Era evidente que lo que realmente interesaba a Tobias Brogan era la Madre Confesora. Lo que había dicho tenía sentido, pero Richard no se lo creía. Tal vez recelaba de todos por temor a que algo malo le sucediera a Kahlan.

— Ese tipo es un pájaro de mal agüero —dijo, sin darse cuenta de que hablaba en voz alta.

— ¿Deseáis que le cortemos las alas, lord Rahl? —Con un ágil movimiento Berdine impulsó hacia su mano el agiel que colgaba del extremo de una cadena y lo asió—. ¿O tal vez algo de más abajo? —Sus compañeras rieron.

— No —repuso Richard con voz cansina—. He dado mi palabra. Les he pedido que hagan algo que no tiene precedentes, algo que cambiará sus vidas para siempre. Debo cumplir mi palabra y dar a todos la oportunidad de que se den cuenta de que es lo correcto, de que es para el bien común y para la consecución de la paz.

Gratch bostezó mostrando los colmillos y se sentó en el suelo, detrás de la silla que ocupaba Richard. Éste deseó que el gar no estuviera tan cansado como estaba él. Ulic y Egan, de pie en actitud relajada y las manos unidas a la espalda, parecían no prestar oídos a la conversación. Su inmovilidad podía compararse a la de las columnas de la sala. No obstante, permanecían en actitud vigilante y escrutaban constantemente las columnas, los rincones y las hornacinas, aunque en la enorme sala no había nadie excepto ellos ocho.

El general Reibisch bruñía de forma distraída con un rollizo pulgar la protuberante base dorada de una lámpara colocada en el borde del estrado.

— ¿Lord Rahl, habéis dicho en serio eso de que los soldados no se llevarían ningún botín? —preguntó, alterado.

— Sí. Nuestros enemigos roban, pero nosotros no lo haremos. Nosotros luchamos por la paz, no para conseguir un botín.

El general desvió la mirada y asintió.

— ¿Tienes algo que decir al respecto, general?

— No, lord Rahl.

Richard se echó hacia atrás en la silla antes de añadir:

— General Reibisch, durante toda mi vida he sido un guía de bosque. Ésta es la primera vez que mando un ejército. Yo soy el primero en reconocer que no sé mucho sobre la posición en la que me encuentro. Necesito tu ayuda.
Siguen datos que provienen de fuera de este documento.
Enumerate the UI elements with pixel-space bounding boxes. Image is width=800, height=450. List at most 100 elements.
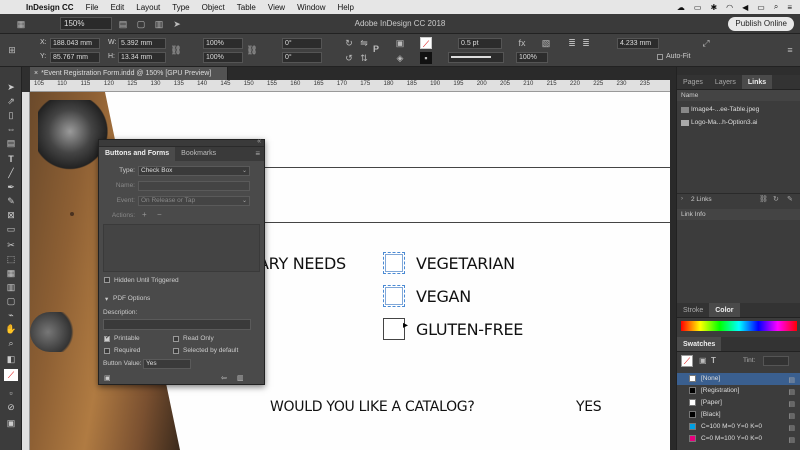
tab-layers[interactable]: Layers xyxy=(709,75,742,89)
vertical-ruler[interactable] xyxy=(22,92,30,450)
frame-fitting-icon[interactable]: ⤢ xyxy=(700,37,712,49)
battery-icon[interactable]: ▭ xyxy=(757,3,765,12)
select-container-icon[interactable]: ▣ xyxy=(394,37,406,49)
scissors-tool-icon[interactable]: ✂ xyxy=(4,239,18,251)
cloud-icon[interactable]: ☁ xyxy=(677,3,685,12)
button-value-field[interactable]: Yes xyxy=(143,359,191,369)
x-field[interactable]: 188.043 mm xyxy=(50,38,100,49)
event-select[interactable]: On Release or Tap ⌄ xyxy=(138,196,250,206)
fill-stroke-swatch-icon[interactable]: ⟋ xyxy=(4,369,18,381)
required-checkbox[interactable] xyxy=(104,348,110,354)
reference-point-icon[interactable]: ⊞ xyxy=(6,44,18,56)
stroke-weight-field[interactable]: 0.5 pt xyxy=(458,38,502,49)
stroke-icon[interactable]: ▪ xyxy=(420,52,432,64)
color-spectrum[interactable] xyxy=(681,321,797,331)
hidden-until-triggered-checkbox[interactable] xyxy=(104,277,110,283)
w-field[interactable]: 5.392 mm xyxy=(118,38,166,49)
opacity-field[interactable]: 100% xyxy=(516,52,548,63)
menu-table[interactable]: Table xyxy=(237,3,256,12)
page-tool-icon[interactable]: ▯ xyxy=(4,109,18,121)
align-center-icon[interactable]: ≣ xyxy=(580,37,592,49)
hand-tool-icon[interactable]: ✋ xyxy=(4,323,18,335)
swatch-item[interactable]: C=100 M=0 Y=0 K=0 ▤ xyxy=(677,421,800,433)
type-select[interactable]: Check Box ⌄ xyxy=(138,166,250,176)
add-action-button[interactable]: + xyxy=(142,210,147,219)
tint-field[interactable] xyxy=(763,356,789,366)
collapse-icon[interactable]: « xyxy=(257,138,261,145)
pencil-tool-icon[interactable]: ✎ xyxy=(4,195,18,207)
checkbox-gluten-free[interactable] xyxy=(383,318,405,340)
checkbox-vegetarian[interactable] xyxy=(383,252,405,274)
flip-vertical-icon[interactable]: ⇅ xyxy=(358,52,370,64)
note-tool-icon[interactable]: ▢ xyxy=(4,295,18,307)
menu-window[interactable]: Window xyxy=(297,3,325,12)
rectangle-tool-icon[interactable]: ▭ xyxy=(4,223,18,235)
dock-grip[interactable] xyxy=(677,67,800,75)
rectangle-frame-icon[interactable]: ⊠ xyxy=(4,209,18,221)
tab-links[interactable]: Links xyxy=(741,75,773,89)
edit-original-icon[interactable]: ✎ xyxy=(787,195,793,203)
pen-tool-icon[interactable]: ✒ xyxy=(4,181,18,193)
drop-shadow-icon[interactable]: ▧ xyxy=(540,37,552,49)
formatting-text-icon[interactable]: T xyxy=(711,356,716,365)
rotate-cw-icon[interactable]: ↻ xyxy=(343,37,355,49)
zoom-select[interactable]: 150% xyxy=(60,17,112,30)
tab-color[interactable]: Color xyxy=(709,303,740,317)
list-icon[interactable]: ≡ xyxy=(787,3,792,12)
menu-edit[interactable]: Edit xyxy=(110,3,124,12)
tab-stroke[interactable]: Stroke xyxy=(677,303,709,317)
relink-icon[interactable]: ⛓ xyxy=(759,195,768,203)
control-menu-icon[interactable]: ≡ xyxy=(784,44,796,56)
offset-field[interactable]: 4.233 mm xyxy=(617,38,659,49)
stroke-type-select[interactable] xyxy=(448,52,504,63)
horizontal-ruler[interactable]: 105 110 115 120 125 130 135 140 145 150 155 160 165 1… xyxy=(30,80,670,92)
rotate-ccw-icon[interactable]: ↺ xyxy=(343,52,355,64)
actions-list[interactable] xyxy=(103,224,260,272)
tab-pages[interactable]: Pages xyxy=(677,75,709,89)
app-menu[interactable]: InDesign CC xyxy=(26,3,74,12)
wifi-icon[interactable]: ◠ xyxy=(726,3,733,12)
description-field[interactable] xyxy=(103,319,251,330)
menu-view[interactable]: View xyxy=(268,3,285,12)
search-icon[interactable]: ⌕ xyxy=(774,2,778,12)
y-field[interactable]: 85.767 mm xyxy=(50,52,100,63)
formatting-container-icon[interactable]: ▫ xyxy=(4,387,18,399)
rotate-field[interactable]: 0° xyxy=(282,38,322,49)
layout-grid-icon[interactable]: ▦ xyxy=(14,18,28,30)
shear-field[interactable]: 0° xyxy=(282,52,322,63)
swatch-item[interactable]: [Paper] ▤ xyxy=(677,397,800,409)
volume-icon[interactable]: ◀ xyxy=(742,3,748,12)
content-collector-icon[interactable]: ▤ xyxy=(4,137,18,149)
default-fill-stroke-icon[interactable]: ◧ xyxy=(4,353,18,365)
line-tool-icon[interactable]: ╱ xyxy=(4,167,18,179)
fill-stroke-proxy-icon[interactable]: ⟋ xyxy=(681,355,693,367)
constrain-scale-icon[interactable]: ⛓ xyxy=(246,44,258,56)
align-left-icon[interactable]: ≣ xyxy=(566,37,578,49)
scale-x-field[interactable]: 100% xyxy=(203,38,243,49)
printable-checkbox[interactable] xyxy=(104,334,110,342)
menu-file[interactable]: File xyxy=(86,3,99,12)
bluetooth-icon[interactable]: ✱ xyxy=(710,3,717,12)
links-name-header[interactable]: Name xyxy=(677,90,800,101)
fill-none-icon[interactable]: ⟋ xyxy=(420,37,432,49)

— ¿Mi ayuda? ¿Cómo os puedo yo ayudar, lord Rahl?

— Con tu experiencia. Te agradecería que expresaras tu opinión en vez de guardártela para ti y decir «sí» a todo. Es posible que no estemos de acuerdo y quizá me enfade contigo, pero nunca te castigaré por decirme lo que piensas. Si desobedeces mis órdenes, te sustituiré, pero eres libre para decir qué te parecen. Ésa es una de las cosas por las cuales luchamos.